图6为高糖高脂饮食条件下,携带rs-ciR34-10表达框架的慢病毒干预组和携带rs-ciRscramble-10阴性对照表达框架的慢病毒干预组小鼠肝脏HE染色和油红染色图片。
图7为高糖高脂饮食条件下,携带rs-ciR34-10表达框架的慢病毒干预组和携带rs-ciRscramble-10阴性对照表达框架的慢病毒干预组小鼠肝脏中sirt1、Ppar、FGF21的表达检测对比。
[具体实施方式]
以下结合慢病毒介导的rs-ciR34-10的通用表达框架的实施例来进一步解释本发明,但实施例并不对本发明做任何形式的限定。
本发明所涉及的技术为基因合成、载体构建、细胞培养、质粒转染、病毒包装、RT-PCR、qPCR、DIO小鼠模型构建、H&E染色、油红染色、血糖检测、ELISA检测等常规技术手段,其中涉及的相关实验条件在未作说明的情况下均可根据本领域技术人员的经验进行合理选择,其中涉及试剂耗材属于市售的普通产品,细胞为ATCC来源,实验动物来源于上海西普尔-必凯实验动物有限公司。其中涉及的检测手段以及仪器也均为本领域技术人员所熟知并熟练掌握。
下面通过实施例和试验例对本发明的技术方案做进一步的说明,但不应理解为对本发明的限制。
实施例一:人工环状RNA表达框架序列以及对应的线性RNA对照表达框架序列的涉及和合成。
1.利用miRbase数据库查询到人源miR-34a-5p的序列为“uggcagugucuuagcugguugu”,其反向互补DNA序列为“ACAACCAGCTAAGACACTGCCA”,以该序列替换通用框架式I中的
“34inh”。LS序列为“GTGTGT”,IS序列为
“ACAAAACAGCCACGCTTCGAGCACGAATCGCCAACTCACGAACG”,自然数n=5,结合如SEQIDNO.1和SEQ ID NO.2所示通用框架式I中的US和DS序列元件,得到人工环状RNA分子rs-ciR34-10的通用表达框架,碱基序列如SEQ ID NO.6所示。
2.将上述miR-34a-5p的反向互补DNA序列进行随机打乱,并以随机打乱序列(scramble)替换上述SEQ ID NO.6所示人工环状RNA分子rs-ciR34-10的通用表达框架中的“34inh”,得到阴性对照环状RNA的通用表达框架,碱基序列如SEQ ID NO.7所示。
3.将上述SEQ ID NO.6所示人工环状RNA分子rs-ciR34-10的通用表达框架中的US和DS序列元件删除,得到rs-ciR34-10分子线性对照的表达框架,碱基序列如SEQ ID NO.8所示。
4.将上述SEQ ID NO.5、SEQ ID NO.6、SEQ ID NO.7所示碱基序列进行全序列合成,由南京金斯瑞公司完成。将序列构建至慢病毒载体plenti6.3-MCS中,得到人工环状RNA分子rs-ciR34-10、对照人工环状RNA分子、线性对照分子的慢病毒表达质粒,分别命名为plenti6.3-rs-ciR34-10、plenti6.3-rs-ciR-scramble-10、plenti6.3-rs-liR34-10,plenti6.3-MCS质粒购自invitrogen。
实施例二:慢病毒包装
1.转染前24h,用胰酶消化对数生长期的293T细胞,传代到10cm细胞培养皿,37℃、5%CO2培养箱内培养。24h待细胞密度达70%~80%时即可用于转染。

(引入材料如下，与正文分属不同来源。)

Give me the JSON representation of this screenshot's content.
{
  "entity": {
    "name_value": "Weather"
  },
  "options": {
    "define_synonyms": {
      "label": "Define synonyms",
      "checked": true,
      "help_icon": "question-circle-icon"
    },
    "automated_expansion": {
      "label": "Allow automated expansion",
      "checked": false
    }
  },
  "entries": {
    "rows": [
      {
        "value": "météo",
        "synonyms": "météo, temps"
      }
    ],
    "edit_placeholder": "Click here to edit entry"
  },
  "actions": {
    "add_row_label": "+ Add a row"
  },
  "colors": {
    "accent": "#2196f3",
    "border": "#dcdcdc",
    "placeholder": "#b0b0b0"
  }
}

细胞状态对于病毒包装至关重要,因此需要保证良好的细胞状态和较少的传代次数。
2.转染前将细胞培养基更换为无血清培养基。
3.向灭菌离心管中分别加入所制备的各质粒DNA溶液(慢病毒质粒10μg,辅助质粒pLP1、pLP2、pLP/VSVG各5μg),与相应体积的Opti-MEM混合均匀,调整总体积为1.5ml。
4.将Lipofectamine 2000试剂轻柔摇匀,取60μl Lipofectamine 2000试剂在另一管中与1.5ml Opti-MEM混合,在室温下温育5分钟。

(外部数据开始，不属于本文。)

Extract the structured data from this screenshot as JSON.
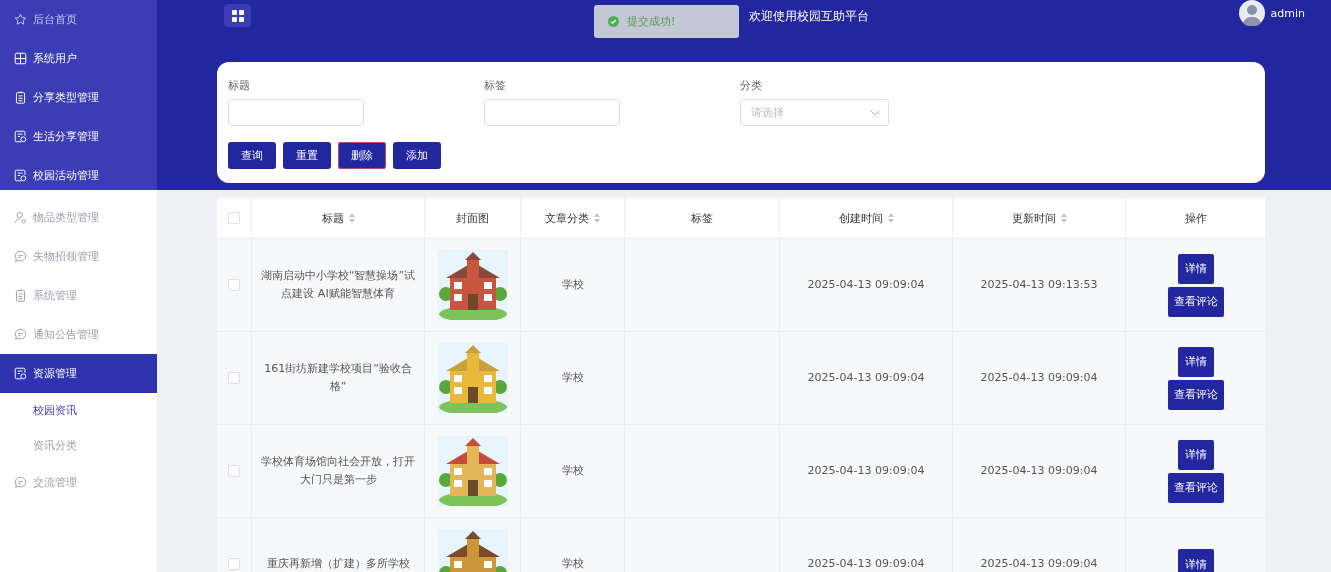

5.把稀释后的DNA与稀释后的Lipofectamine 2000进行混合,轻轻地颠倒混匀,不要振荡。
6.混合后,在室温下温育20分钟,以便形成DNA与Lipofectamine 2000稀释液的转染复合物。
7.将DNA与Lipofectamine 2000混合液转移至293T细胞的培养液中,混匀,于37℃,5%CO2细胞培养箱中培养。
8.培养6小时后吸去含有转染混和物的培养基,每瓶细胞中加入含10%血清的细胞培养基10ml,于37℃、5%CO2培养箱内继续培养48小时。

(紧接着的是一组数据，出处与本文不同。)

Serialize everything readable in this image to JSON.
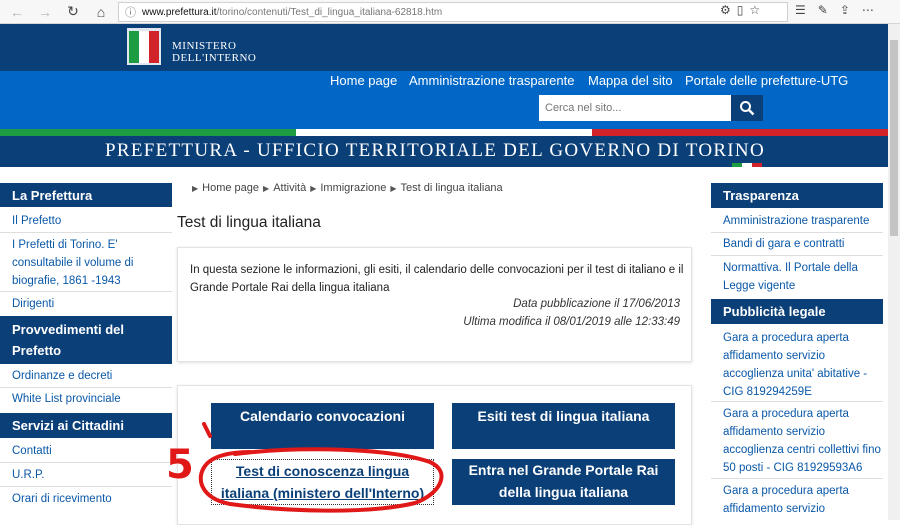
{
  "browser": {
    "url_host": "www.prefettura.it",
    "url_path": "/torino/contenuti/Test_di_lingua_italiana-62818.htm"
  },
  "header": {
    "ministry_line1": "MINISTERO",
    "ministry_line2": "DELL'INTERNO",
    "nav": [
      "Home page",
      "Amministrazione trasparente",
      "Mappa del sito",
      "Portale delle prefetture-UTG"
    ],
    "search_placeholder": "Cerca nel sito...",
    "prefecture_title": "PREFETTURA - UFFICIO TERRITORIALE DEL GOVERNO DI TORINO"
  },
  "left_sidebar": {
    "section1_title": "La Prefettura",
    "section1_links": [
      "Il Prefetto",
      "I Prefetti di Torino. E' consultabile il volume di biografie, 1861 -1943",
      "Dirigenti"
    ],
    "section2_title": "Provvedimenti del Prefetto",
    "section2_links": [
      "Ordinanze e decreti",
      "White List provinciale"
    ],
    "section3_title": "Servizi ai Cittadini",
    "section3_links": [
      "Contatti",
      "U.R.P.",
      "Orari di ricevimento"
    ]
  },
  "breadcrumb": [
    "Home page",
    "Attività",
    "Immigrazione",
    "Test di lingua italiana"
  ],
  "main": {
    "title": "Test di lingua italiana",
    "intro": "In questa sezione le informazioni, gli esiti, il calendario delle convocazioni per il test di italiano e il Grande Portale Rai della lingua italiana",
    "published": "Data pubblicazione il 17/06/2013",
    "modified": "Ultima modifica il 08/01/2019 alle 12:33:49",
    "tiles": [
      "Calendario convocazioni",
      "Esiti test di lingua italiana",
      "Test di conoscenza lingua italiana (ministero dell'Interno)",
      "Entra nel Grande Portale Rai della lingua italiana"
    ]
  },
  "right_sidebar": {
    "section1_title": "Trasparenza",
    "section1_links": [
      "Amministrazione trasparente",
      "Bandi di gara e contratti",
      "Normattiva. Il Portale della Legge vigente"
    ],
    "section2_title": "Pubblicità legale",
    "section2_links": [
      "Gara a procedura aperta affidamento servizio accoglienza unita' abitative - CIG 819294259E",
      "Gara a procedura aperta affidamento servizio accoglienza centri collettivi fino 50 posti - CIG 81929593A6",
      "Gara a procedura aperta affidamento servizio"
    ]
  },
  "annotation": {
    "label": "5",
    "color": "#e01818"
  },
  "colors": {
    "dark_blue": "#0b3f78",
    "blue": "#0067c6",
    "link": "#0a58a8",
    "italy_green": "#1e9c42",
    "italy_red": "#d2232a"
  }
}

9.收集转染后48小时和72小时(转染即可为0小时计起)的293T细胞上清液。
10.于4℃,4000g离心10min,除去细胞碎片。
11.以0.45μm滤器过滤上清液于50ml离心管中。
12.把病毒粗提液样品加入到过滤杯中,盖上盖子。将过滤杯插到滤过液收集管中。
13.组合好后,做好平衡,放在转头上。
14.在5000×g离心,至需要的病毒浓缩体积。通常需要的时间为10-15分钟。
15.离心结束后,过滤杯中的即为病毒浓缩液。
16.将病毒浓缩液移出,分装后保存在病毒管中,可在4℃保存一周,或-80℃长期保存。取其中一支进行病毒生物学滴度测定。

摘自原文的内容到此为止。